Masters of all great initiatic traditions such as Alchemy tell us that the acquisition of 'the dark powers' such as demonstrated by Sauron and Saruman are but a distraction that divert him/her from the true goal of gnosis, communion and reunion with the Divine Source. Yet, as one gains in knowledge and power, as one comes to understand the essence of the forces of creation, there is always the lure of the darkness and the time of testing. Tolkien, in the Fellowship of the Ring, illustrates this test that ultimately exists for each one of us with every choice that we make. For, having been gifted with 'free will' like the characters of the Ring Trilogy, it is up to us to choose which path we will follow. Galadriel, who has taken part in the drama of the Earth since the Elder Days of the First Age, is given the ultimate test of her devotion to the Divine Path of the Light, when she is offered the Ring by Frodo in The Fellowship of the Ring;

" For many long years I had pondered what I might do, should the Great Ring come into my hands. And now at last it comes. You will give me the Ring freely!"

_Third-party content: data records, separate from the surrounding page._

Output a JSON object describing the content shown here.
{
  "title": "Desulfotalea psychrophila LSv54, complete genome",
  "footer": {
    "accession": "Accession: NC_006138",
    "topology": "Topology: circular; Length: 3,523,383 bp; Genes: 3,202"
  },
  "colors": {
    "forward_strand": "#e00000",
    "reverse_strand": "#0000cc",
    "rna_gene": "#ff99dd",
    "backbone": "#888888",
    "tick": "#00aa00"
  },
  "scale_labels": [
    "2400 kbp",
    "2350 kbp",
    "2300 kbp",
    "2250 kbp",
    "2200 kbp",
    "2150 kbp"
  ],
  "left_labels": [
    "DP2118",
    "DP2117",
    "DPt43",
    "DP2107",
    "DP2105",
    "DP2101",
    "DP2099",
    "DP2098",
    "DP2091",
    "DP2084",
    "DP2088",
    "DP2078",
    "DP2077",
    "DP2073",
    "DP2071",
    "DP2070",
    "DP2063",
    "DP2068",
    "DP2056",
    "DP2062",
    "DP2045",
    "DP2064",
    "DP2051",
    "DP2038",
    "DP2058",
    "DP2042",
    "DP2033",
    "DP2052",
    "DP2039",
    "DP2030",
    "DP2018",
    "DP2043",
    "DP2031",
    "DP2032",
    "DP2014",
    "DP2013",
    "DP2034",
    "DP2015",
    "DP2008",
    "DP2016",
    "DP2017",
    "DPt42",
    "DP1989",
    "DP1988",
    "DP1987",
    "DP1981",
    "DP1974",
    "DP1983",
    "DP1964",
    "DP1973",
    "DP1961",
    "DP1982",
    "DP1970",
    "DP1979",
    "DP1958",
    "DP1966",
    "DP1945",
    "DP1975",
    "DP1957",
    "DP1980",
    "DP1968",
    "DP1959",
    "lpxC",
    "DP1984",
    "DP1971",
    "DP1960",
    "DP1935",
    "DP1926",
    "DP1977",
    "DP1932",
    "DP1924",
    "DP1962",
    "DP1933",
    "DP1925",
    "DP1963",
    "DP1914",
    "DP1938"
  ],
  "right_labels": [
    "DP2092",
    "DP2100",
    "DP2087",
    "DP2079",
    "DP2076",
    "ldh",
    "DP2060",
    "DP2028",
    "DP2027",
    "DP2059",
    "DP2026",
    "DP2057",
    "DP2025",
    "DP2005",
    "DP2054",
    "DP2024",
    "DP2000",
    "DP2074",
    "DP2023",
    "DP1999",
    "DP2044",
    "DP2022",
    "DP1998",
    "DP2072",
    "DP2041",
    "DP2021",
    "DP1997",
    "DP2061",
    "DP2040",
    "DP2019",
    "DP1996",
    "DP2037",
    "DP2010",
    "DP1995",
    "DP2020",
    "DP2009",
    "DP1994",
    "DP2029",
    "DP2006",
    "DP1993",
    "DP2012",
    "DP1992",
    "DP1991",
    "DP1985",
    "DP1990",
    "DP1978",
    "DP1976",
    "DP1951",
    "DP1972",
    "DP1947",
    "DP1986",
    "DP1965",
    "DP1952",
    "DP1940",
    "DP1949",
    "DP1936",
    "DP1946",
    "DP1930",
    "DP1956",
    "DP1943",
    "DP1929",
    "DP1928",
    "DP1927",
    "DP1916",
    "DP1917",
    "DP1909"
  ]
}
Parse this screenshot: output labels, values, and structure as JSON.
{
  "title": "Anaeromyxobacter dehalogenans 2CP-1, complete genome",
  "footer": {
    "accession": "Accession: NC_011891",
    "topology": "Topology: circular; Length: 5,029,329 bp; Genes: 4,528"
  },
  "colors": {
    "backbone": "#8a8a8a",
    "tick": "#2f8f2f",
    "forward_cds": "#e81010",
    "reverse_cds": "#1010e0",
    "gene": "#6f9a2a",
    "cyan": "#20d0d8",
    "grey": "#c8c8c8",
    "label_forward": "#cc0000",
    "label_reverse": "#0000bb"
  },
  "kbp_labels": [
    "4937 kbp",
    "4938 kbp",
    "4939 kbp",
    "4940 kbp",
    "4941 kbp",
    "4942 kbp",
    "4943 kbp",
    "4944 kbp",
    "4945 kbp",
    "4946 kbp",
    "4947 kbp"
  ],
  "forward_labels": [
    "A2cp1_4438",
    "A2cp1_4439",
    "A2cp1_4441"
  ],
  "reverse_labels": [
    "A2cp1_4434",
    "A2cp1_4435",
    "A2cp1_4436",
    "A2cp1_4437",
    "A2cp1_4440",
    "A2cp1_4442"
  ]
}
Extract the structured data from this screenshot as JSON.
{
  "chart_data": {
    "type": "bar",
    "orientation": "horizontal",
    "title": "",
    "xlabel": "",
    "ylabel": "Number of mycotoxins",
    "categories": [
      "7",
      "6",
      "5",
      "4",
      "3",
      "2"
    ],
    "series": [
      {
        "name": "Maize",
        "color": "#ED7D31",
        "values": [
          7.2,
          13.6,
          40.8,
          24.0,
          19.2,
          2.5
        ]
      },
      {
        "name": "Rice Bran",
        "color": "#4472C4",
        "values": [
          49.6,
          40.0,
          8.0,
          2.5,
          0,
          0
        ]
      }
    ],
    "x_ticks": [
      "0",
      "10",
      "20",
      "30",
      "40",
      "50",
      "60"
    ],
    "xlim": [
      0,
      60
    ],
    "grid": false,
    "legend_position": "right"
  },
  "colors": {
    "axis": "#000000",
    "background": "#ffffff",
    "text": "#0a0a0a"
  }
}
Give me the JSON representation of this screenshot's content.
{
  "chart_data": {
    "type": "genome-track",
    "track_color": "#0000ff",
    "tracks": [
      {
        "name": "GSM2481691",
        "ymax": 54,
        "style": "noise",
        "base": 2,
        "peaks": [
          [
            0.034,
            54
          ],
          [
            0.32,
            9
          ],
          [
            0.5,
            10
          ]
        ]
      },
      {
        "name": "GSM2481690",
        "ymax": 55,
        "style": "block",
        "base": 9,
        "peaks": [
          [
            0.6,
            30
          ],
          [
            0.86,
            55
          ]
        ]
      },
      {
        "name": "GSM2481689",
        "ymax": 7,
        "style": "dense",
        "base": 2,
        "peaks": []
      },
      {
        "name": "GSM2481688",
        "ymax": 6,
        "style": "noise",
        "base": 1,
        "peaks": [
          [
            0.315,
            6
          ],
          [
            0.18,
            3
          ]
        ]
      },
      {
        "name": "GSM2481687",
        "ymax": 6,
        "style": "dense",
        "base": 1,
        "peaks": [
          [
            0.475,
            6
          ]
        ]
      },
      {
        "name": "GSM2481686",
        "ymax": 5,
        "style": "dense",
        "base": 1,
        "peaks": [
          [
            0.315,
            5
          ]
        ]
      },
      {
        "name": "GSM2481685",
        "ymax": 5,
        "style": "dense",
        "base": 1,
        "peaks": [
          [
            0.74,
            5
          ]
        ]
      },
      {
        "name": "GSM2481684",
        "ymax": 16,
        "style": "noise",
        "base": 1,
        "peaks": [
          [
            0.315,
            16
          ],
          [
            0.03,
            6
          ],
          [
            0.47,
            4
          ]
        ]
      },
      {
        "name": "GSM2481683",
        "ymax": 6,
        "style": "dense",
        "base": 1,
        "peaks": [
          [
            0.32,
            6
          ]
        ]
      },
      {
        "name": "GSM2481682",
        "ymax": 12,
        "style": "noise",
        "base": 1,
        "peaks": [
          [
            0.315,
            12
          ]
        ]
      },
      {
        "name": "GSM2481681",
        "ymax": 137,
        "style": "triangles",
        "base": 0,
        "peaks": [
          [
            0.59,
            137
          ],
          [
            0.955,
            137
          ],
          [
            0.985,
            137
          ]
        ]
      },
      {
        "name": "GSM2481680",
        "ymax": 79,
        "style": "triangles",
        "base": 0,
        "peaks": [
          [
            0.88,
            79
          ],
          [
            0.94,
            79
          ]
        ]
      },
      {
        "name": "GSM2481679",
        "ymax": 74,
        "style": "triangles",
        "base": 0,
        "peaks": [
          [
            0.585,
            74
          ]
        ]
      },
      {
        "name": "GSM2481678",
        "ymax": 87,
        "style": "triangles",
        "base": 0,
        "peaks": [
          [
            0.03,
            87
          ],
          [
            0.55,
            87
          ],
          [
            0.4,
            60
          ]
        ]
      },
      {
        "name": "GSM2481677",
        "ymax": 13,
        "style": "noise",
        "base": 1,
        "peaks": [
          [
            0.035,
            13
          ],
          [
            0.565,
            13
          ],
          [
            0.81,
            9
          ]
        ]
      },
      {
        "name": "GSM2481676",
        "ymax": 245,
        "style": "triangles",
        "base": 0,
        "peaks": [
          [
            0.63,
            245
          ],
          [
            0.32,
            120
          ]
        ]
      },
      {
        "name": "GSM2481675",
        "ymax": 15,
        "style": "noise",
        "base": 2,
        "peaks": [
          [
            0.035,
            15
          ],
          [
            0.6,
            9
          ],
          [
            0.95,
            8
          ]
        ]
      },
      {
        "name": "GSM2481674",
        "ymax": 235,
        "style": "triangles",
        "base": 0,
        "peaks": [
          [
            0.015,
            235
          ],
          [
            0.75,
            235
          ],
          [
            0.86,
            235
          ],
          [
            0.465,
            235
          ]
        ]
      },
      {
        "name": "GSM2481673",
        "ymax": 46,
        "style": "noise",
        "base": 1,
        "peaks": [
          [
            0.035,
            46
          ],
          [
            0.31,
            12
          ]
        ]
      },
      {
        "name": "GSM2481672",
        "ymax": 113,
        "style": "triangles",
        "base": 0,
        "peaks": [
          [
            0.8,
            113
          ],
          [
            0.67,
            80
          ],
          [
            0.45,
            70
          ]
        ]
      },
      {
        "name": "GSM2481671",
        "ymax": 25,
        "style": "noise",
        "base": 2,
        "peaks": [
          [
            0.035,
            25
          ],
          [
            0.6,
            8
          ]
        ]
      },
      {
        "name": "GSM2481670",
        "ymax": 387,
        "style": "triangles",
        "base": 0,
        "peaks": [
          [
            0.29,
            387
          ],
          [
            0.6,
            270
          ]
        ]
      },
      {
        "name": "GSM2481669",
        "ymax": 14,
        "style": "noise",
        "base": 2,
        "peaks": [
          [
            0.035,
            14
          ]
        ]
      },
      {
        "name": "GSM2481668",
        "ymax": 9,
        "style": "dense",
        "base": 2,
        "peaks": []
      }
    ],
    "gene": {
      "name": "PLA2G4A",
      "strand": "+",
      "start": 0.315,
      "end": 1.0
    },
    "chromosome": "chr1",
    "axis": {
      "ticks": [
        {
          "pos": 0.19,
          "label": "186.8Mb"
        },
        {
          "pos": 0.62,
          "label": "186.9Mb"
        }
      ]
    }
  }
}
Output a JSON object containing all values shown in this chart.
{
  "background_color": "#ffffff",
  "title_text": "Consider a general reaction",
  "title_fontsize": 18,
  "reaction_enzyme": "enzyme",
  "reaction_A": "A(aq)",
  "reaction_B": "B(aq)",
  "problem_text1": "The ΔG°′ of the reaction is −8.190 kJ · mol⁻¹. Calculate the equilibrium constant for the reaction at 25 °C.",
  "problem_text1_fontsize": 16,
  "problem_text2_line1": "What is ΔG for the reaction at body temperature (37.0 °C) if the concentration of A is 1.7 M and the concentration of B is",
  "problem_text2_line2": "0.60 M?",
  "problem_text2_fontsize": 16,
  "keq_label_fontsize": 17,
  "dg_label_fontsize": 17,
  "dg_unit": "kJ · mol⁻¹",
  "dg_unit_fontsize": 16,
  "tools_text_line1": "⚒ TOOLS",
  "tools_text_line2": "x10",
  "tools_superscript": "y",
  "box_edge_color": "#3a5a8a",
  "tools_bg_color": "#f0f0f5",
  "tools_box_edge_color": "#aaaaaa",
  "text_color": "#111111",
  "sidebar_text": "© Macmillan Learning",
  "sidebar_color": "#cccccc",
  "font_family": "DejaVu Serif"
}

But having contemplated the possible results of this situation, having seen firsthand the horrific results of this type of dark magic, she recognizes the spiritual corruption that possession of the Ring would bring her;

"In place of the Dark Lord you will set up a Queen. And I shall not be dark but beautiful and terrible as the Morning and the Night! Fair as the Sea and the Sun and the Snow upon the Mountain! Dreadful as the Storm and the Lightening! Stronger than the foundations of the Earth. All shall love me and despair!"

Galadriel makes her choice - to align herself with the forces of universal beauty and harmony. It is a selfless and melancholy choice for she knows that with this choice her time in Middle-earth will be at its end. Now she will diminish, go into the West and 'fade'.

Throughout alchemical lore one finds story after story of this type of testing of the adept. As the Ages unfold and the forces of darkness and densification spread, there are constant warnings given concerning the use of power for personal gain. The seduction of the Satanic forces and the implanting of the desire to close oneself to wonders of the world of spirit and reign supreme in the material world are recurrent themes in the literature. The agonizing results of corruption of the soul of the adept by the dark powers are constantly elucidated. This degeneration in our current Age of a deeply spiritually oriented and genuine sub-creative Art, handed down through the Ages from Master to student in an unbroken line of transmission into a mere display of power and dominion over the forces of nature for personal benefit and aggrandizement, is what has given the Great Art of Alchemy such a negative connotation in some circles.

But for the true alchemical adept, turning lead into gold is merely a metaphor for the process by which the lead or prima materia of the psychophysical body is transformed into the pure gold of enlightenment, in which the adept comes into total alignment and harmony with the Divine. Genuine masters and adepts who, as a by-product of their devotion to Divine Principles and 'inner' spiritual work have acquired certain powers that we would call magical or miraculous, refrain from exhibiting these powers except under the most serious of circumstances. Why is it that Galadriel, Gandalf , Elrond, Aragorn and Faramir refuse to take up the Ring? Filled with wisdom, love, and virtue, they know in the depths of their beings that their task is to be of service to the continuance of the ever-unfolding vision and laws of the One True Creator.